Eventually, she connected with DoubleArc, and all three of her children were tested. She found that her son and two daughters all had brain damage, but her son’s was the most severe. He has a cyst on his left frontal lobe that caused his seizures, she said.

“I did this to them. You know, not intentionally, but not knowing the outcome, and so I just cried to my kids, and I told them that I would always do what I can.”

She said she became an super-dedicated mother. She met with teachers and counselors, explaining the disorder to the professionals. She was ever present at school trying to guard her kids from the teasing, taunting, and the name-calling they suffered at the hands of other children because they were a little slower.

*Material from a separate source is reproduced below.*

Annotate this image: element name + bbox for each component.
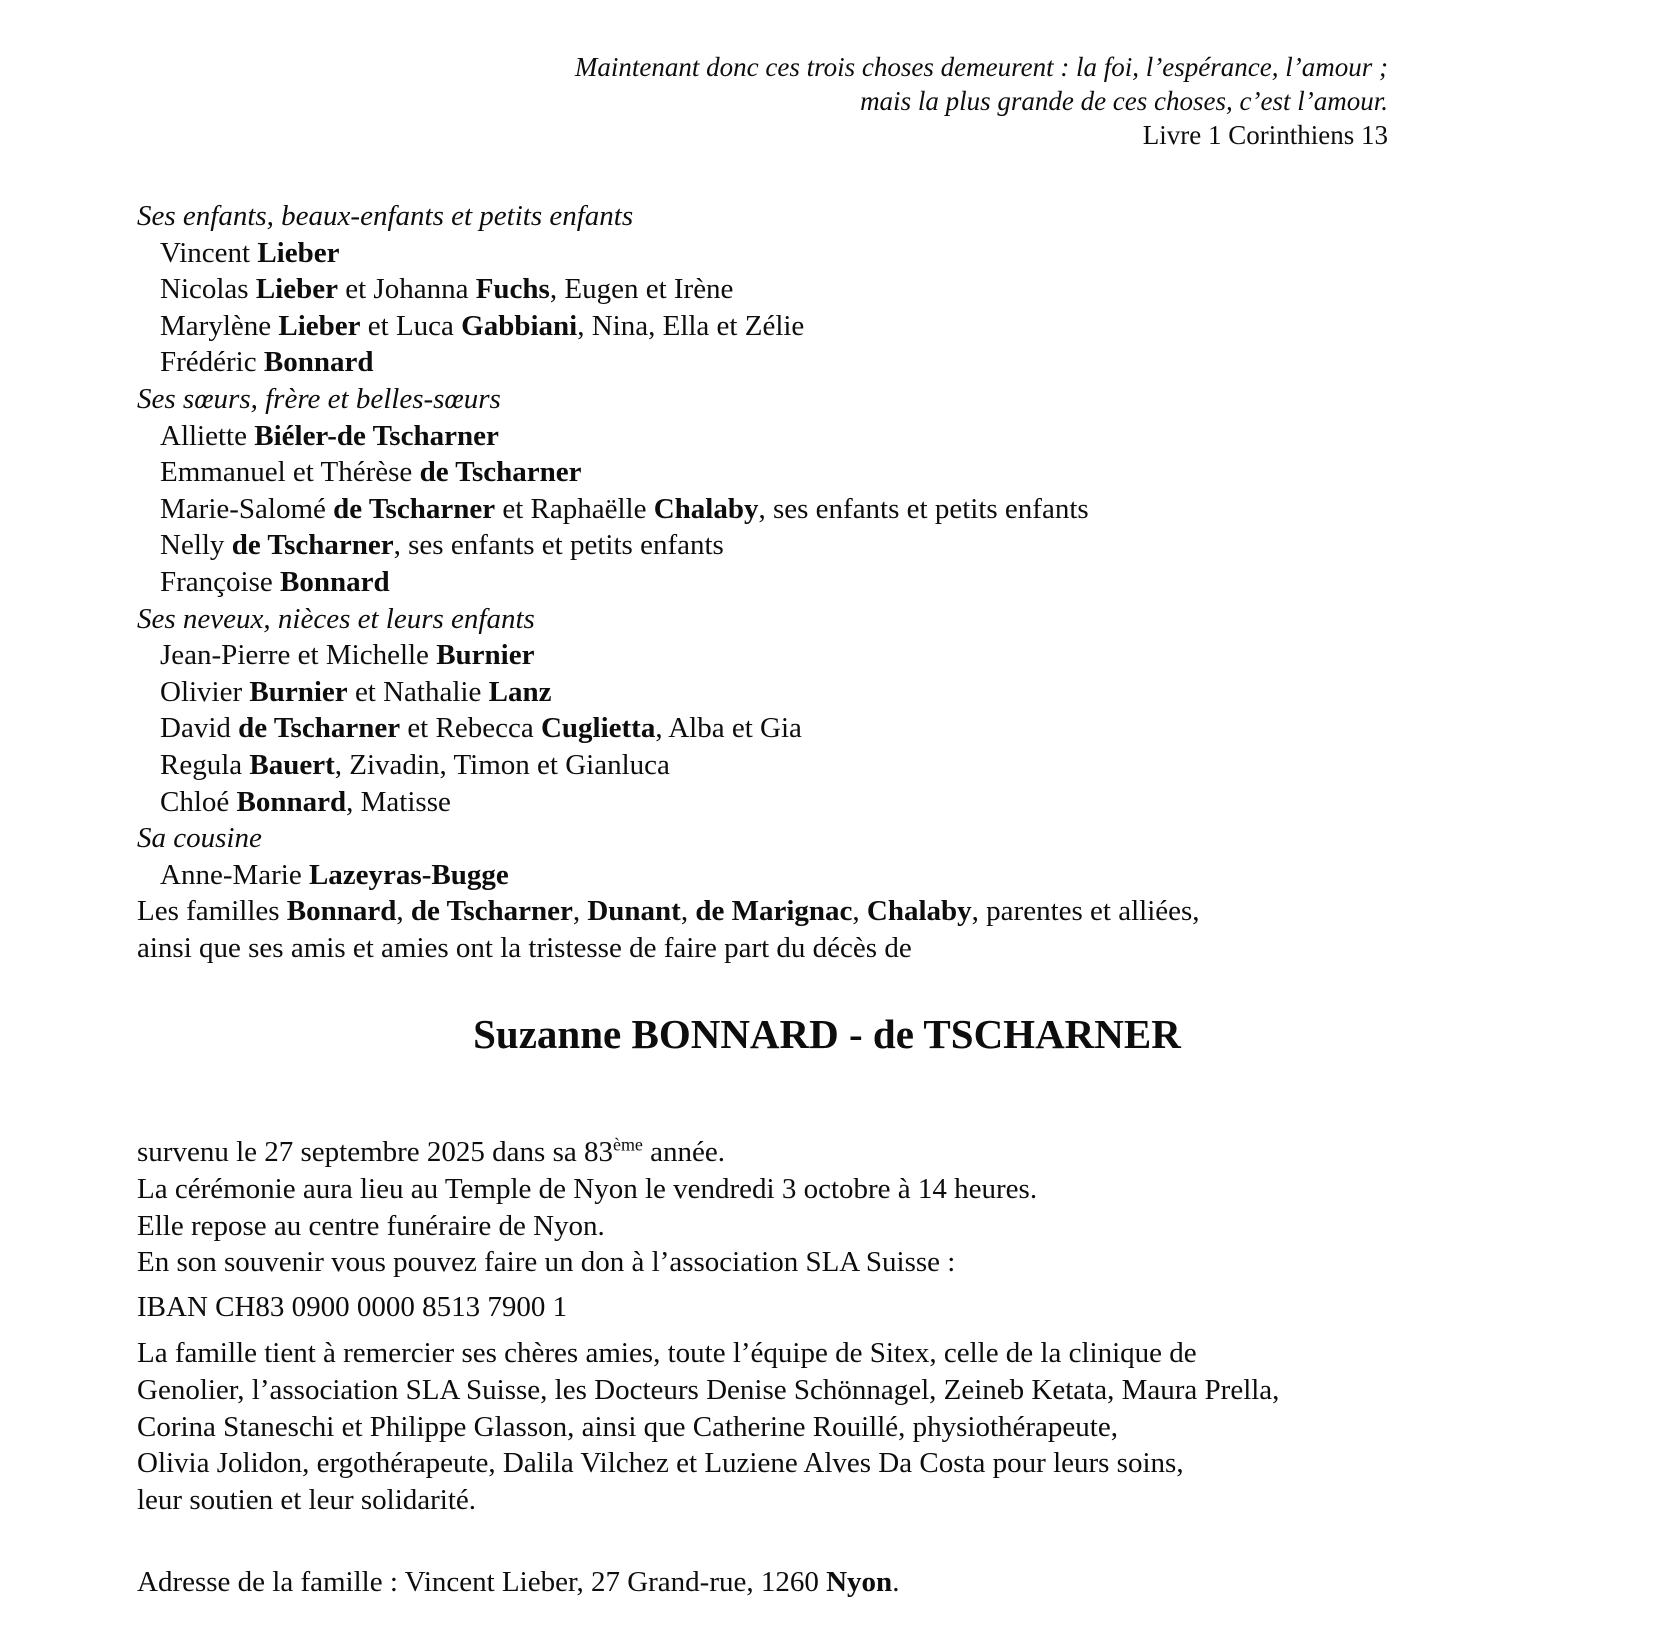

Through her pushing and prodding, her children all graduated from high school. Her two daughters are in college, and her oldest son was just hired by a major transportation company. 

Helping, not blaming

Dr. Clarren said Ms. Modisett is not typical. He said most kids with FASD are taken from their birth mothers and put up for adoption, and the adoptive parents eventually seek help for the disorder.

A lot of people are in the “shame-and-blame” game. “We are in the helping game — helping the mom and the children,” said Janet Bosserman, executive diretor of DoubleArc.

The typical woman who has a child with FASD has a 50 percent chance of having FASD herself. These are people who already have brain damage, said Dr. Clarren.

Ms. Modisett has turned her life around. She has a degree in social work and is now an advocate for FASD. She wants other women to know that this is real and drinking can harm their fetus.

“I accomplished stuff, but it won’t change what I’ve done to my kids,” she said. “They have got to live with this all of their life. It’s not something they are gonna grow out of.”